Stupidly I looked from her tickets to her face, not knowing what to say.

Frustrated, she released my hand and rolled her sleeve up. There, still visible, in the creases of her skin was a death camp tattoo.

“Why?” She asked again and grasped my hand, digging into my flesh.

I excused myself and joined her in the lobby. Still quiet, still searching for something I could say, and gently guided her to a seat and sat beside her.

I then said the only thing I could say.

“Because it is important that we, all of us, never forget this. It needs to be remembered.”

I knew when I said it that it was the right thing and the true thing, but I also knew that it was coming from a blonde bubble-headed gentile twenty-something and nothing that came out of my mouth was going to sound right. This grand old woman had more experience of cruelty and brutality and hatred than I would ever in my life imagine.

“Why?” She said again with a sob. “I can think of no good reason to remember such a thing. Such a ugly thing I’ve spent my life forgetting.”

I could not argue with her.

“You know, I there is nothing I can do to stop this play. What can I do for you?”

She seemed to tremble in her delicate, precarious unhappiness.

I called the general manager and we cut her comps for another show. I remember watching her leave the theater, still abjectly unhappy that this terrible thing was going to happen.

She was the first Holocaust survivor I ever met.
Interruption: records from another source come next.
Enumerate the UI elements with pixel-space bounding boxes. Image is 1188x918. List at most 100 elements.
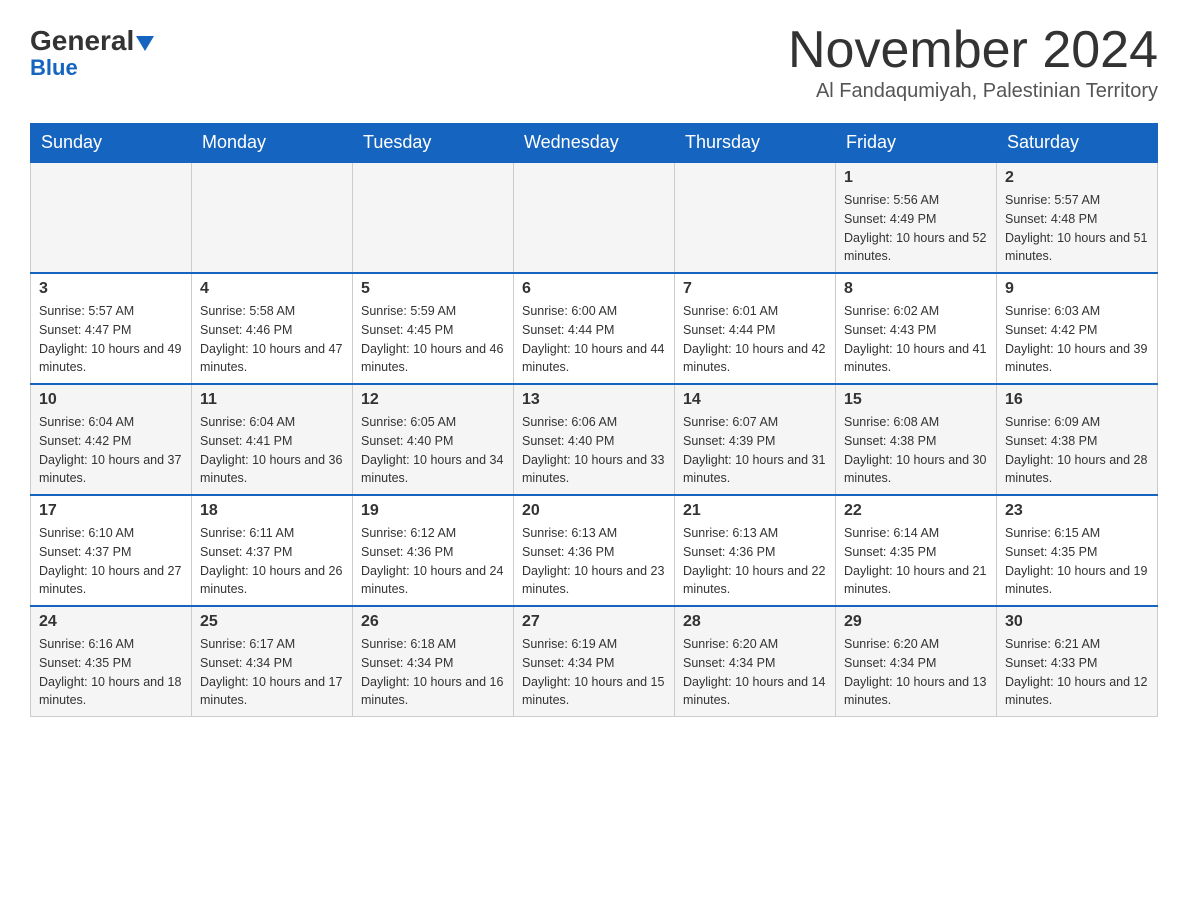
calendar-cell: 18 Sunrise: 6:11 AM Sunset: 4:37 PM Dayli…: [192, 495, 353, 606]
calendar-cell: 23 Sunrise: 6:15 AM Sunset: 4:35 PM Dayli…: [997, 495, 1158, 606]
day-number: 11: [200, 391, 344, 409]
day-info: Sunrise: 6:18 AM Sunset: 4:34 PM Dayligh…: [361, 635, 505, 710]
day-number: 12: [361, 391, 505, 409]
calendar-cell: 29 Sunrise: 6:20 AM Sunset: 4:34 PM Dayli…: [836, 606, 997, 717]
calendar-cell: 15 Sunrise: 6:08 AM Sunset: 4:38 PM Dayli…: [836, 384, 997, 495]
day-info: Sunrise: 6:10 AM Sunset: 4:37 PM Dayligh…: [39, 524, 183, 599]
weekday-header-saturday: Saturday: [997, 124, 1158, 163]
day-info: Sunrise: 6:04 AM Sunset: 4:42 PM Dayligh…: [39, 413, 183, 488]
calendar-cell: [514, 162, 675, 273]
weekday-header-thursday: Thursday: [675, 124, 836, 163]
day-number: 9: [1005, 280, 1149, 298]
day-number: 19: [361, 502, 505, 520]
day-number: 5: [361, 280, 505, 298]
logo: General Blue: [30, 25, 154, 81]
day-info: Sunrise: 5:58 AM Sunset: 4:46 PM Dayligh…: [200, 302, 344, 377]
calendar-cell: 22 Sunrise: 6:14 AM Sunset: 4:35 PM Dayli…: [836, 495, 997, 606]
calendar-cell: 24 Sunrise: 6:16 AM Sunset: 4:35 PM Dayli…: [31, 606, 192, 717]
day-info: Sunrise: 6:08 AM Sunset: 4:38 PM Dayligh…: [844, 413, 988, 488]
day-info: Sunrise: 6:07 AM Sunset: 4:39 PM Dayligh…: [683, 413, 827, 488]
calendar-cell: 4 Sunrise: 5:58 AM Sunset: 4:46 PM Daylig…: [192, 273, 353, 384]
day-info: Sunrise: 6:03 AM Sunset: 4:42 PM Dayligh…: [1005, 302, 1149, 377]
day-number: 14: [683, 391, 827, 409]
day-info: Sunrise: 6:00 AM Sunset: 4:44 PM Dayligh…: [522, 302, 666, 377]
calendar-week-4: 17 Sunrise: 6:10 AM Sunset: 4:37 PM Dayli…: [31, 495, 1158, 606]
calendar-cell: 6Sunrise: 6:00 AM Sunset: 4:44 PM Daylig…: [514, 273, 675, 384]
day-info: Sunrise: 5:56 AM Sunset: 4:49 PM Dayligh…: [844, 191, 988, 266]
calendar-cell: 21 Sunrise: 6:13 AM Sunset: 4:36 PM Dayli…: [675, 495, 836, 606]
calendar-week-1: 1 Sunrise: 5:56 AM Sunset: 4:49 PM Daylig…: [31, 162, 1158, 273]
calendar-cell: 2 Sunrise: 5:57 AM Sunset: 4:48 PM Daylig…: [997, 162, 1158, 273]
day-info: Sunrise: 6:19 AM Sunset: 4:34 PM Dayligh…: [522, 635, 666, 710]
calendar-cell: 20 Sunrise: 6:13 AM Sunset: 4:36 PM Dayli…: [514, 495, 675, 606]
day-number: 2: [1005, 169, 1149, 187]
calendar-week-5: 24 Sunrise: 6:16 AM Sunset: 4:35 PM Dayli…: [31, 606, 1158, 717]
day-info: Sunrise: 6:15 AM Sunset: 4:35 PM Dayligh…: [1005, 524, 1149, 599]
day-number: 22: [844, 502, 988, 520]
day-number: 15: [844, 391, 988, 409]
calendar-cell: 8Sunrise: 6:02 AM Sunset: 4:43 PM Daylig…: [836, 273, 997, 384]
day-info: Sunrise: 6:14 AM Sunset: 4:35 PM Dayligh…: [844, 524, 988, 599]
day-number: 16: [1005, 391, 1149, 409]
day-info: Sunrise: 5:59 AM Sunset: 4:45 PM Dayligh…: [361, 302, 505, 377]
calendar: SundayMondayTuesdayWednesdayThursdayFrid…: [30, 123, 1158, 717]
calendar-cell: 25 Sunrise: 6:17 AM Sunset: 4:34 PM Dayli…: [192, 606, 353, 717]
calendar-cell: 10 Sunrise: 6:04 AM Sunset: 4:42 PM Dayli…: [31, 384, 192, 495]
day-number: 26: [361, 613, 505, 631]
day-number: 7: [683, 280, 827, 298]
calendar-cell: 13Sunrise: 6:06 AM Sunset: 4:40 PM Dayli…: [514, 384, 675, 495]
calendar-cell: 16Sunrise: 6:09 AM Sunset: 4:38 PM Dayli…: [997, 384, 1158, 495]
day-number: 4: [200, 280, 344, 298]
day-number: 29: [844, 613, 988, 631]
calendar-cell: 9 Sunrise: 6:03 AM Sunset: 4:42 PM Daylig…: [997, 273, 1158, 384]
day-number: 8: [844, 280, 988, 298]
day-number: 17: [39, 502, 183, 520]
weekday-header-friday: Friday: [836, 124, 997, 163]
location-title: Al Fandaqumiyah, Palestinian Territory: [788, 80, 1158, 103]
day-info: Sunrise: 6:21 AM Sunset: 4:33 PM Dayligh…: [1005, 635, 1149, 710]
day-info: Sunrise: 6:16 AM Sunset: 4:35 PM Dayligh…: [39, 635, 183, 710]
day-number: 24: [39, 613, 183, 631]
calendar-cell: 14 Sunrise: 6:07 AM Sunset: 4:39 PM Dayli…: [675, 384, 836, 495]
day-info: Sunrise: 5:57 AM Sunset: 4:48 PM Dayligh…: [1005, 191, 1149, 266]
day-number: 25: [200, 613, 344, 631]
day-info: Sunrise: 6:20 AM Sunset: 4:34 PM Dayligh…: [844, 635, 988, 710]
day-info: Sunrise: 6:13 AM Sunset: 4:36 PM Dayligh…: [683, 524, 827, 599]
day-info: Sunrise: 6:11 AM Sunset: 4:37 PM Dayligh…: [200, 524, 344, 599]
calendar-cell: 30 Sunrise: 6:21 AM Sunset: 4:33 PM Dayli…: [997, 606, 1158, 717]
calendar-week-3: 10 Sunrise: 6:04 AM Sunset: 4:42 PM Dayli…: [31, 384, 1158, 495]
day-number: 1: [844, 169, 988, 187]
logo-general-text: General: [30, 25, 134, 57]
day-number: 3: [39, 280, 183, 298]
calendar-cell: [353, 162, 514, 273]
calendar-cell: [31, 162, 192, 273]
calendar-cell: 7Sunrise: 6:01 AM Sunset: 4:44 PM Daylig…: [675, 273, 836, 384]
calendar-cell: 3 Sunrise: 5:57 AM Sunset: 4:47 PM Daylig…: [31, 273, 192, 384]
weekday-header-monday: Monday: [192, 124, 353, 163]
day-number: 23: [1005, 502, 1149, 520]
day-number: 10: [39, 391, 183, 409]
calendar-cell: 27 Sunrise: 6:19 AM Sunset: 4:34 PM Dayli…: [514, 606, 675, 717]
calendar-cell: [192, 162, 353, 273]
calendar-week-2: 3 Sunrise: 5:57 AM Sunset: 4:47 PM Daylig…: [31, 273, 1158, 384]
day-number: 28: [683, 613, 827, 631]
calendar-cell: 26 Sunrise: 6:18 AM Sunset: 4:34 PM Dayli…: [353, 606, 514, 717]
weekday-header-tuesday: Tuesday: [353, 124, 514, 163]
day-info: Sunrise: 6:05 AM Sunset: 4:40 PM Dayligh…: [361, 413, 505, 488]
day-info: Sunrise: 6:04 AM Sunset: 4:41 PM Dayligh…: [200, 413, 344, 488]
day-info: Sunrise: 5:57 AM Sunset: 4:47 PM Dayligh…: [39, 302, 183, 377]
calendar-cell: 12 Sunrise: 6:05 AM Sunset: 4:40 PM Dayli…: [353, 384, 514, 495]
calendar-cell: [675, 162, 836, 273]
day-info: Sunrise: 6:13 AM Sunset: 4:36 PM Dayligh…: [522, 524, 666, 599]
calendar-cell: 17 Sunrise: 6:10 AM Sunset: 4:37 PM Dayli…: [31, 495, 192, 606]
day-info: Sunrise: 6:17 AM Sunset: 4:34 PM Dayligh…: [200, 635, 344, 710]
calendar-cell: 19Sunrise: 6:12 AM Sunset: 4:36 PM Dayli…: [353, 495, 514, 606]
day-number: 18: [200, 502, 344, 520]
weekday-header-sunday: Sunday: [31, 124, 192, 163]
day-number: 27: [522, 613, 666, 631]
day-number: 30: [1005, 613, 1149, 631]
day-number: 20: [522, 502, 666, 520]
day-number: 21: [683, 502, 827, 520]
calendar-cell: 1 Sunrise: 5:56 AM Sunset: 4:49 PM Daylig…: [836, 162, 997, 273]
month-title: November 2024: [788, 20, 1158, 80]
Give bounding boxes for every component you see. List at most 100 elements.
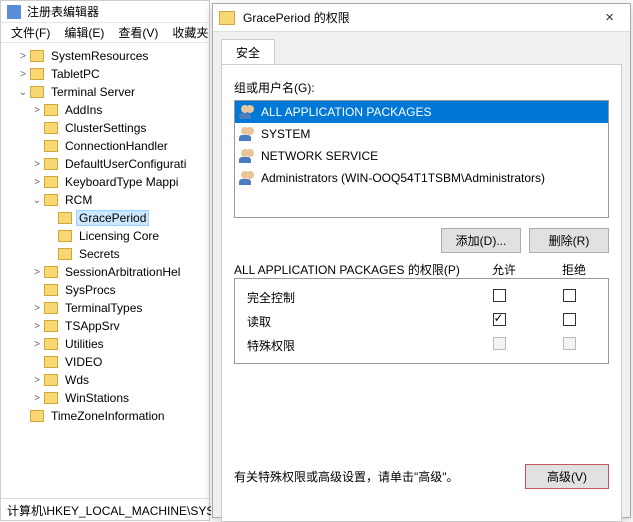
- close-icon[interactable]: ×: [595, 7, 624, 28]
- menu-view[interactable]: 查看(V): [118, 24, 158, 41]
- tree-item[interactable]: Secrets: [3, 245, 209, 263]
- tree-item[interactable]: ClusterSettings: [3, 119, 209, 137]
- tree-item[interactable]: > DefaultUserConfigurati: [3, 155, 209, 173]
- tree-item-label: KeyboardType Mappi: [62, 175, 181, 189]
- permission-name: 特殊权限: [239, 337, 464, 354]
- tree-item[interactable]: >TabletPC: [3, 65, 209, 83]
- tab-strip: 安全: [213, 32, 630, 64]
- permission-allow-cell: [464, 337, 534, 353]
- menu-file[interactable]: 文件(F): [11, 24, 50, 41]
- tab-security[interactable]: 安全: [221, 39, 275, 65]
- expand-icon[interactable]: >: [31, 393, 43, 404]
- tree-item-label: VIDEO: [62, 355, 105, 369]
- registry-editor-window: 注册表编辑器 文件(F) 编辑(E) 查看(V) 收藏夹 > SystemReso…: [0, 0, 210, 521]
- tree-item[interactable]: TimeZoneInformation: [3, 407, 209, 425]
- permission-name: 读取: [239, 313, 464, 330]
- group-user-list[interactable]: ALL APPLICATION PACKAGES SYSTEMNETWORK SE…: [234, 100, 609, 218]
- user-list-label: ALL APPLICATION PACKAGES: [261, 105, 432, 119]
- regedit-menubar: 文件(F) 编辑(E) 查看(V) 收藏夹: [1, 23, 209, 43]
- tree-item[interactable]: > AddIns: [3, 101, 209, 119]
- allow-checkbox[interactable]: [493, 289, 506, 302]
- user-list-item[interactable]: ALL APPLICATION PACKAGES: [235, 101, 608, 123]
- user-list-item[interactable]: NETWORK SERVICE: [235, 145, 608, 167]
- tree-item[interactable]: ConnectionHandler: [3, 137, 209, 155]
- tree-item[interactable]: > KeyboardType Mappi: [3, 173, 209, 191]
- remove-button[interactable]: 删除(R): [529, 228, 609, 253]
- tree-item-label: ClusterSettings: [62, 121, 149, 135]
- expand-icon[interactable]: >: [31, 339, 43, 350]
- tree-item-label: ConnectionHandler: [62, 139, 171, 153]
- user-group-icon: [239, 171, 255, 185]
- expand-icon[interactable]: >: [17, 51, 29, 62]
- menu-edit[interactable]: 编辑(E): [64, 24, 104, 41]
- expand-icon[interactable]: >: [31, 177, 43, 188]
- folder-icon: [44, 158, 58, 170]
- tree-item[interactable]: VIDEO: [3, 353, 209, 371]
- add-button[interactable]: 添加(D)...: [441, 228, 521, 253]
- permission-deny-cell: [534, 289, 604, 305]
- allow-checkbox[interactable]: [493, 313, 506, 326]
- tree-item-label: GracePeriod: [76, 210, 149, 226]
- tree-item[interactable]: SysProcs: [3, 281, 209, 299]
- user-list-item[interactable]: SYSTEM: [235, 123, 608, 145]
- folder-icon: [44, 302, 58, 314]
- tree-item[interactable]: ⌄ Terminal Server: [3, 83, 209, 101]
- expand-icon[interactable]: >: [31, 375, 43, 386]
- user-list-label: Administrators (WIN-OOQ54T1TSBM\Administ…: [261, 171, 545, 185]
- expand-icon[interactable]: >: [31, 321, 43, 332]
- tree-item[interactable]: >TerminalTypes: [3, 299, 209, 317]
- folder-icon: [44, 266, 58, 278]
- tree-item-label: RCM: [62, 193, 95, 207]
- tree-item-label: SystemResources: [48, 49, 151, 63]
- permission-deny-cell: [534, 337, 604, 353]
- tree-item-label: TSAppSrv: [62, 319, 123, 333]
- expand-icon[interactable]: >: [31, 159, 43, 170]
- tree-item[interactable]: Licensing Core: [3, 227, 209, 245]
- expand-icon[interactable]: >: [17, 69, 29, 80]
- permissions-dialog: GracePeriod 的权限 × 安全 组或用户名(G): ALL APPLI…: [212, 3, 631, 518]
- deny-checkbox[interactable]: [563, 313, 576, 326]
- tree-item[interactable]: >WinStations: [3, 389, 209, 407]
- allow-column-header: 允许: [469, 261, 539, 278]
- expand-icon[interactable]: ⌄: [17, 87, 29, 98]
- menu-favorites[interactable]: 收藏夹: [172, 24, 208, 41]
- tree-item-label: AddIns: [62, 103, 105, 117]
- tree-item-label: DefaultUserConfigurati: [62, 157, 189, 171]
- tree-item[interactable]: GracePeriod: [3, 209, 209, 227]
- folder-icon: [44, 122, 58, 134]
- user-group-icon: [239, 105, 255, 119]
- folder-icon: [44, 140, 58, 152]
- permission-allow-cell: [464, 313, 534, 329]
- tree-item[interactable]: > TSAppSrv: [3, 317, 209, 335]
- user-list-item[interactable]: Administrators (WIN-OOQ54T1TSBM\Administ…: [235, 167, 608, 189]
- tree-item-label: TimeZoneInformation: [48, 409, 168, 423]
- folder-icon: [44, 194, 58, 206]
- folder-icon: [44, 104, 58, 116]
- expand-icon[interactable]: >: [31, 303, 43, 314]
- regedit-icon: [7, 5, 21, 19]
- tree-item[interactable]: > SystemResources: [3, 47, 209, 65]
- deny-checkbox: [563, 337, 576, 350]
- tree-item[interactable]: ⌄ RCM: [3, 191, 209, 209]
- tree-item-label: Wds: [62, 373, 92, 387]
- folder-icon: [30, 68, 44, 80]
- advanced-button[interactable]: 高级(V): [525, 464, 609, 489]
- tree-item[interactable]: > Wds: [3, 371, 209, 389]
- permission-name: 完全控制: [239, 289, 464, 306]
- tree-item[interactable]: >SessionArbitrationHel: [3, 263, 209, 281]
- advanced-row: 有关特殊权限或高级设置，请单击"高级"。 高级(V): [234, 464, 609, 489]
- regedit-titlebar: 注册表编辑器: [1, 1, 209, 23]
- tree-item-label: SysProcs: [62, 283, 119, 297]
- expand-icon[interactable]: ⌄: [31, 195, 43, 206]
- expand-icon[interactable]: >: [31, 105, 43, 116]
- deny-checkbox[interactable]: [563, 289, 576, 302]
- tree-item-label: Terminal Server: [48, 85, 138, 99]
- tree-item-label: Licensing Core: [76, 229, 162, 243]
- tree-item[interactable]: >Utilities: [3, 335, 209, 353]
- regedit-statusbar: 计算机\HKEY_LOCAL_MACHINE\SYS: [1, 498, 211, 520]
- registry-tree[interactable]: > SystemResources >TabletPC ⌄ Terminal Serve…: [1, 43, 209, 493]
- folder-icon: [30, 410, 44, 422]
- expand-icon[interactable]: >: [31, 267, 43, 278]
- folder-icon: [44, 374, 58, 386]
- folder-icon: [44, 320, 58, 332]
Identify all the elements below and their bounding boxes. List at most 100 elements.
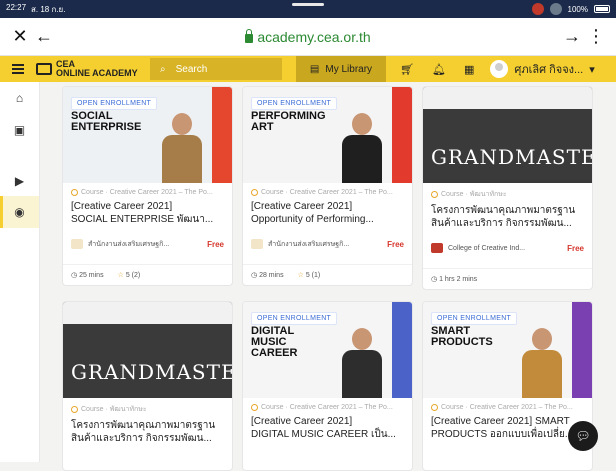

I hadn’t thought about my frail little Jewish lady in a long time. Lately, seeing the faces of these new survivors of an entirely different sort of cataclysm, she has haunted me. I doubt she lived long enough to see the efforts that have been made since to remember what happened to her and so many others. She was old beyond her many years even then.

I am tormented by my species’ inability to learn from past mistakes. We seem doomed to repeat history under different circumstances, never taking notice of the ominous similarities from situation to situation. We are like the friend who intentionally seeks out abusive relationships, one after another, each time thinking this time it will be different. All the while ignoring the fact that the new person is really the same person as before…just in a different skin.

I am a Cassandra. There are many of us and our numbers are growing.

Because it is important that we, all of us, never forget this. It needs to be remembered.

1 Comment:

  1. Jessica Gottlieb said...
    And from your coffin you touched a woman who had examined her own and walked past it.

    There is not right thing here. It's beyond fixing and therapists are doomed to failure because it's an oddity of the human condition that anyone could survive.

    I will stand on a street corner and demand the world hears your words. Especially when the contain, nigger, kike and faggot, gypsy, catholic, retard...

    I want the world to see and recognize you because you are like mushrooms and you multiply quietly in the dark but with sunlight and motion you are broken into bits of mold.